Chaos Butterfly

Fickle Finger of Fate

Abstinence or Else!

I gleefully admit to being a relatively eccentric individual with hobbies some might think are weird.

For instance, sports make my eyes roll back in my head… but I am completely captivated by the Black plague of the 1340’s. My favorite book The Great Mortality by John Kelly is about the societal effects of the great plague and I have read it cover to cover at least 7 times. It is an absolutely fascinating book and, odd as it may sound, it is a very light read.

My husband chuckles when I tell him that I am feeling blue and am going to read about the plague to cheer myself up, but when I read about how people persevered in the face of such staggering circumstances it does give me hope.

There was one small city which lost 9,000 people in one month, an average of 300 people per day.
When I think about the SARS epidemic and how something like only 18 American’s died nationwide during the entire “epidemic” I find myself sniffing in disdain for the average person’s panic over the situation. I think about how the news would look if a city as large as Cleveland, Ohio was losing 300 people a day to a devastating disease and what if the news was reporting similar stories in city after city. The panic which would ensue as cities which hadn’t been infected yet watched the news for evidence of their impending doom.
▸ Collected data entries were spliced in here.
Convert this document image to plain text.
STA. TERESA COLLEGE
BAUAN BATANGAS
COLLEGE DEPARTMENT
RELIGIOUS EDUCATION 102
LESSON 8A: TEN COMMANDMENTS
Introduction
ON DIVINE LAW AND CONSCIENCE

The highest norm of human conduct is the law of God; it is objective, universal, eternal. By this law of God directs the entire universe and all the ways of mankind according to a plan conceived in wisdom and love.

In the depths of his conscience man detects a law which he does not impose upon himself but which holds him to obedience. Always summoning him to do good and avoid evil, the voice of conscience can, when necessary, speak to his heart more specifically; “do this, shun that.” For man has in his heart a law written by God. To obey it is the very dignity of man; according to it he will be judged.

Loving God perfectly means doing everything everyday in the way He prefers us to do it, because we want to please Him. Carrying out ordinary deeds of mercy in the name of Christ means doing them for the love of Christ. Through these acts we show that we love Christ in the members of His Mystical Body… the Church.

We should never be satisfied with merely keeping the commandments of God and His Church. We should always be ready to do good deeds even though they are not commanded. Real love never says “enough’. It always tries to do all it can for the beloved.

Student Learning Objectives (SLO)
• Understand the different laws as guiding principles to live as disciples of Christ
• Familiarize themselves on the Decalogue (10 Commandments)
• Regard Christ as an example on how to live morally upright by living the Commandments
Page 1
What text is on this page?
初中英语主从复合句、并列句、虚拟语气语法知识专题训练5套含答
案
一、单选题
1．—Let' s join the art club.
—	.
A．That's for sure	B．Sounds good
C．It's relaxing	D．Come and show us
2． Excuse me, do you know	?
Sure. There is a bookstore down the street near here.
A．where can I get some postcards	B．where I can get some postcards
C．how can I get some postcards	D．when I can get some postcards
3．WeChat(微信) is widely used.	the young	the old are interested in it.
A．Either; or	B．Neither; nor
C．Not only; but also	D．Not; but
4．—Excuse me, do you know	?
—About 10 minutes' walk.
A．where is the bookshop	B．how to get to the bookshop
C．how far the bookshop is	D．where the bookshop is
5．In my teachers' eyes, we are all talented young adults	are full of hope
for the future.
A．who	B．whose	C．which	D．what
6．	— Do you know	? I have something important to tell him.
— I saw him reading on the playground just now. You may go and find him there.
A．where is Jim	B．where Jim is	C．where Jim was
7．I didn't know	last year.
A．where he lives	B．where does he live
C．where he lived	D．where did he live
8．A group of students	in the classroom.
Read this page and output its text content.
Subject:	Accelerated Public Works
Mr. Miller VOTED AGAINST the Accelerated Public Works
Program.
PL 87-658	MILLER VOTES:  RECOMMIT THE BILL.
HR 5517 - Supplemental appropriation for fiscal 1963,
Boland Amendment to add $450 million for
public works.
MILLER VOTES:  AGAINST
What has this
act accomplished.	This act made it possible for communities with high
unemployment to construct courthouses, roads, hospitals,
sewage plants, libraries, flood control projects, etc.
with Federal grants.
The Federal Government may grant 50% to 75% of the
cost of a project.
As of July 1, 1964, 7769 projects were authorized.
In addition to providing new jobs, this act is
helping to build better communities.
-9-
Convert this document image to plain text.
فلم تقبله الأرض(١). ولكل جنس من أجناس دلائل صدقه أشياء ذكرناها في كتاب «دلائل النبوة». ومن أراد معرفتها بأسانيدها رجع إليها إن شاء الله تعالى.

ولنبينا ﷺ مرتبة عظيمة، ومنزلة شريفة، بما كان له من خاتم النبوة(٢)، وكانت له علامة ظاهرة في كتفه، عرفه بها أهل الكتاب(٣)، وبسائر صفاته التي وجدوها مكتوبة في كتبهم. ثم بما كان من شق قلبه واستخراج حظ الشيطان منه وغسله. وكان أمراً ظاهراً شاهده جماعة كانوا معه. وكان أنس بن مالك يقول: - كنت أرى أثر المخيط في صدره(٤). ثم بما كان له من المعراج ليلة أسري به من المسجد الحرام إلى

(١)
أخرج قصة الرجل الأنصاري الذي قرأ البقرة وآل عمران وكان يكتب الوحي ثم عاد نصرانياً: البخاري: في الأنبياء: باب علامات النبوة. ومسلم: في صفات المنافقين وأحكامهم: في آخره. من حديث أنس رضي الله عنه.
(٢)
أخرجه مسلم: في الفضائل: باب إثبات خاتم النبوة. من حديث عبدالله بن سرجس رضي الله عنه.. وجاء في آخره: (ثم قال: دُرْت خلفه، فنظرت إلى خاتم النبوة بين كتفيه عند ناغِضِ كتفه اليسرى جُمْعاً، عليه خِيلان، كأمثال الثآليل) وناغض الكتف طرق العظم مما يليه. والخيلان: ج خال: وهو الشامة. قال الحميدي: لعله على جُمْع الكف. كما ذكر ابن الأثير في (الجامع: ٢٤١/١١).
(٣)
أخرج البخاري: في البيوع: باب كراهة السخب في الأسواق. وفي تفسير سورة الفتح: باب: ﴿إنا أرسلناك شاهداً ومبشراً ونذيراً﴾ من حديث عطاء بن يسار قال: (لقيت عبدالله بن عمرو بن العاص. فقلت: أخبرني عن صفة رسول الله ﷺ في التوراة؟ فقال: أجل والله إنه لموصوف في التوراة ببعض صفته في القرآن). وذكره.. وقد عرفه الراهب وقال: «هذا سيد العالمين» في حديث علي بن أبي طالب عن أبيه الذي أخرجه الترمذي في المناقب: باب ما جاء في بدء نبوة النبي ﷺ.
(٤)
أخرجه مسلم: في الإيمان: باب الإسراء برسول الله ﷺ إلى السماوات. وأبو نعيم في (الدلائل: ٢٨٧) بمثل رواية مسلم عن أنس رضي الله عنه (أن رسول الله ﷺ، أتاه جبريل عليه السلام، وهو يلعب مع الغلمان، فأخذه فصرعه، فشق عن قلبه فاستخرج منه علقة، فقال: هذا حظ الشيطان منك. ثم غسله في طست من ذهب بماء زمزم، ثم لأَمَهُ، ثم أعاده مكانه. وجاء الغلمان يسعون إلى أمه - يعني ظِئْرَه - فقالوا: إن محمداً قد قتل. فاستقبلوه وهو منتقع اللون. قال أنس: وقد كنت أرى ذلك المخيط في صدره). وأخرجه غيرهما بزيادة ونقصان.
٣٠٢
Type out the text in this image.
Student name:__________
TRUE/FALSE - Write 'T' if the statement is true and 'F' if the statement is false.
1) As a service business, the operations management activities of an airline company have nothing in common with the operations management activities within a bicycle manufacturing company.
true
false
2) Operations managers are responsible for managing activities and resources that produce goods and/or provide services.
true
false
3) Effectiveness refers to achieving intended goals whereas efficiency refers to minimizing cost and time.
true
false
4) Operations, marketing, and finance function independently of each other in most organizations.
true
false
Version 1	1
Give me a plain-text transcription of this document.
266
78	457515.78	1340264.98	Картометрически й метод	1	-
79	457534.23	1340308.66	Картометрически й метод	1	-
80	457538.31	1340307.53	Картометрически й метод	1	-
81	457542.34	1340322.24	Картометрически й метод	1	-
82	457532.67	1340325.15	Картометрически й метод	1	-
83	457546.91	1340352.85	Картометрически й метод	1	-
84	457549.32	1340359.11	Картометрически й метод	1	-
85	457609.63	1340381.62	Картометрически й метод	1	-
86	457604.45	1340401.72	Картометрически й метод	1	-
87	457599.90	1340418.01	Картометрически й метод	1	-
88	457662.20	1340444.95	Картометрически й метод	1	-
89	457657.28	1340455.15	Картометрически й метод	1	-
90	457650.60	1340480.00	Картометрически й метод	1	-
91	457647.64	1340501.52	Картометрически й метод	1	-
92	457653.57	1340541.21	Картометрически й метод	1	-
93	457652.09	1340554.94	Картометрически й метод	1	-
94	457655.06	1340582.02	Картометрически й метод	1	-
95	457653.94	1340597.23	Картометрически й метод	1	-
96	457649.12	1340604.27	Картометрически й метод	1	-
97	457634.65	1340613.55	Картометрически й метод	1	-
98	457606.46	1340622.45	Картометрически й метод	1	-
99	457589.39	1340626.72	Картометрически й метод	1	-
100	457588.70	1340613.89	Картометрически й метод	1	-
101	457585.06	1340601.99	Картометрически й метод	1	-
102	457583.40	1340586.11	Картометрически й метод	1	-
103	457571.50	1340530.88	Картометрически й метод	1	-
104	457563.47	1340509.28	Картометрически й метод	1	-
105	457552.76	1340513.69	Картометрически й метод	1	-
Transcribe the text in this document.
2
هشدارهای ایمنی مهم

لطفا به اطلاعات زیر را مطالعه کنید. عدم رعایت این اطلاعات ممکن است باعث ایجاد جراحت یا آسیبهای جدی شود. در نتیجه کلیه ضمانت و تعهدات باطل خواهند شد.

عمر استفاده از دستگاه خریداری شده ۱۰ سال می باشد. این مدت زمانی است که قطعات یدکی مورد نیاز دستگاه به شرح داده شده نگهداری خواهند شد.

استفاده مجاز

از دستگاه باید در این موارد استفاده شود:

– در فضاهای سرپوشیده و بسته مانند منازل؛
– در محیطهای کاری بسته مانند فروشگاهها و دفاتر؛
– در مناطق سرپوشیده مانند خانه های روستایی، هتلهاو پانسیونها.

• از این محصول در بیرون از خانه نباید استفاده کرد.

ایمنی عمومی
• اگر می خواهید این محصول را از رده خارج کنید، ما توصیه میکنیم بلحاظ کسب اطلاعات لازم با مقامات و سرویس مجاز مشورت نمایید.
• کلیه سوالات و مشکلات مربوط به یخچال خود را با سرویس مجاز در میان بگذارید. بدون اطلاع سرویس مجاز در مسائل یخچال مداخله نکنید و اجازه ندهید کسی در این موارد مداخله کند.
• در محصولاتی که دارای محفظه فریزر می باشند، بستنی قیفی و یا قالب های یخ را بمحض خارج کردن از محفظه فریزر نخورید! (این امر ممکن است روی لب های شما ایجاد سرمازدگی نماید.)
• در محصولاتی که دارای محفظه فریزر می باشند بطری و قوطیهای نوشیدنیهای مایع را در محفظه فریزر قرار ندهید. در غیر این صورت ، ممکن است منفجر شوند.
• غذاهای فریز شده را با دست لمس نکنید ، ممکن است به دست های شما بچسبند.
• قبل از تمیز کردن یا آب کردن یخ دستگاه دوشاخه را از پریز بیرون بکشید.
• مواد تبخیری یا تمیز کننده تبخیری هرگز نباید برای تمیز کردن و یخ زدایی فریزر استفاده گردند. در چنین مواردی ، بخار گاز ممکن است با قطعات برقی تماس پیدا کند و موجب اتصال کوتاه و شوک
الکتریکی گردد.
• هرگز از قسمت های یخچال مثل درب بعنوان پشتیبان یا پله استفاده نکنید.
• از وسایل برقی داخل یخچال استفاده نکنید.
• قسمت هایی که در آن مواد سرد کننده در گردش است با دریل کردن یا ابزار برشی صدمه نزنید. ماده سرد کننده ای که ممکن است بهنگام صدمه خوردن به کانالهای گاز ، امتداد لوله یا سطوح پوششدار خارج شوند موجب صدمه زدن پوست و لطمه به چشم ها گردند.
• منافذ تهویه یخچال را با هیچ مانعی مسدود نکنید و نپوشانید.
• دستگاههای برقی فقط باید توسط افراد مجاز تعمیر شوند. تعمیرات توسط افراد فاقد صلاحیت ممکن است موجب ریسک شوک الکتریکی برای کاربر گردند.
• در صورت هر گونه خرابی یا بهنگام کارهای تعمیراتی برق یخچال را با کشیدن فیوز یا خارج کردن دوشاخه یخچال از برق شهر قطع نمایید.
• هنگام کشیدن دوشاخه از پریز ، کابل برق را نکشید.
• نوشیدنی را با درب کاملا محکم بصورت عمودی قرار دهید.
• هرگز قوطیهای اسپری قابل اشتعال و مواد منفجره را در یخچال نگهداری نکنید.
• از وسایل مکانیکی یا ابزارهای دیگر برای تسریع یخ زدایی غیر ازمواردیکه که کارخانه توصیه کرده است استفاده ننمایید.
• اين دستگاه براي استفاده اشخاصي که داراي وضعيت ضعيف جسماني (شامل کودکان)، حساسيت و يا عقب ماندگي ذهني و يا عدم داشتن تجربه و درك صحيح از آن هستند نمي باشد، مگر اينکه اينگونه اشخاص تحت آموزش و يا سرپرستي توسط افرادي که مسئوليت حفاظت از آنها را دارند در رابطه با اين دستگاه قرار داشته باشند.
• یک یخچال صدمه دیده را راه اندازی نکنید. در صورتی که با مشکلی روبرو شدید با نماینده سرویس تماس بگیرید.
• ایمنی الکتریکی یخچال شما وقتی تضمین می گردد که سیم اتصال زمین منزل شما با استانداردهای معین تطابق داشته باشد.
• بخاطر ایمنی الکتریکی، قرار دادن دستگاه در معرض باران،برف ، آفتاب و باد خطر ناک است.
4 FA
I can’t help but imagine Donald Sutherland giving a progress report, a ‘la “The Puppet Master” or “Outbreak” with his chart and the red dots of infection quickly engulfing the entire country.

I bring this up because several stories about HIV infections and AIDS caught my eye on yahoo news today.

One was about how in some small poverty ridden state of India it is very common for a person to be completely ostracized when they are diagnosed with HIV. The story also told of how their families were also ostracized in some instances, and how they couldn’t get priests to perform funerals, or even someone to cremate the body.

The next article I read was about how there is this wonderful test for HIV which requires only the painless swab of a cheek and 20 minutes to determine if a person has HIV and how the CDC recommended that all emergency rooms offer the test to anyone who comes in for treatment, regardless of why they were in the emergency room, but there wasn’t funding for the program and insurance companies refuse to pay for it.

There was another article that reported on a study where they found out a lot of people don’t think AIDS is fatal. AIDS is always fatal. How can people today not know that? It is fortunate that with modern medicine it is possible to keep people with HIV from progressing to full blown AIDS for years, but once it becomes AIDS it is always fatal. In the US AIDS is reasonably under control, but the disease is still spreading like wildfire across Africa and Asia. China denies it has invaded its shores. The leaders of Iran deny that there are homosexuals, so I can only imagine what their reaction to the spread of HIV and AIDS is. India, as I mentioned above, has its own problems with the disease. South Africa has an infection rate of something like 17%. In the 2005 about 13.4% of the population of the United States of America was made up of people of African descent, and about 4.2% of the population was made up of people of Asian descent. The AIDS epidemic in South Africa is the equivalent of every person of Asian or African descent in the US in 2005 having been diagnosed with AIDS. Think about that. Think about how often you pass someone of African or Asian descent just walking down the street or eating in a restaurant.

I suppose I shouldn’t be dismayed by the lack of information or the lack of coverage the disease gets in America. This willful ignorance of the real problem at hand is pervasive through out our society. American’s can barely be bothered to think about the tragedy we have created in Iraq, where the equivalent of the 9/11 attacks happen just about every week or so.

It is a great tragedy that this disease which is completely preventable, still rampages across the globe in a gleeful shroud of ignorance and malice.

The “Religious Right” advocates teaching “Abstinence or else”TM, and distributes false information about the effectiveness of condoms.

Last year there was some Congressman who announced he got HIV from some medical procedure, but was afraid to tell anyone because he knew “no one from my church would understand.”

Is that really what Jesus would do? Lie and then tell someone it’s their own fault for not following his advice to keep their pants on? Would he look at the death tolls in Africa and think “Eh, it’s not in my neighborhood. Besides, they aren’t real and their suffering isn’t real because they don’t look like me and they don’t believe the same things I do and they didn’t keep their pants on like I told them.”

And still the death tolls rise.

Kids today....

Comments

Richard Keelingmusickna Friday, February 22, 2008 12:18:35 AM

Excellent post.

A recent article I read in the New York Times highlighted the downside of the new anti-AIDS drug regimes - essentially they age you at a horrific rate. AIDS is a deadly disease & ignorance & prejudice merely assist it.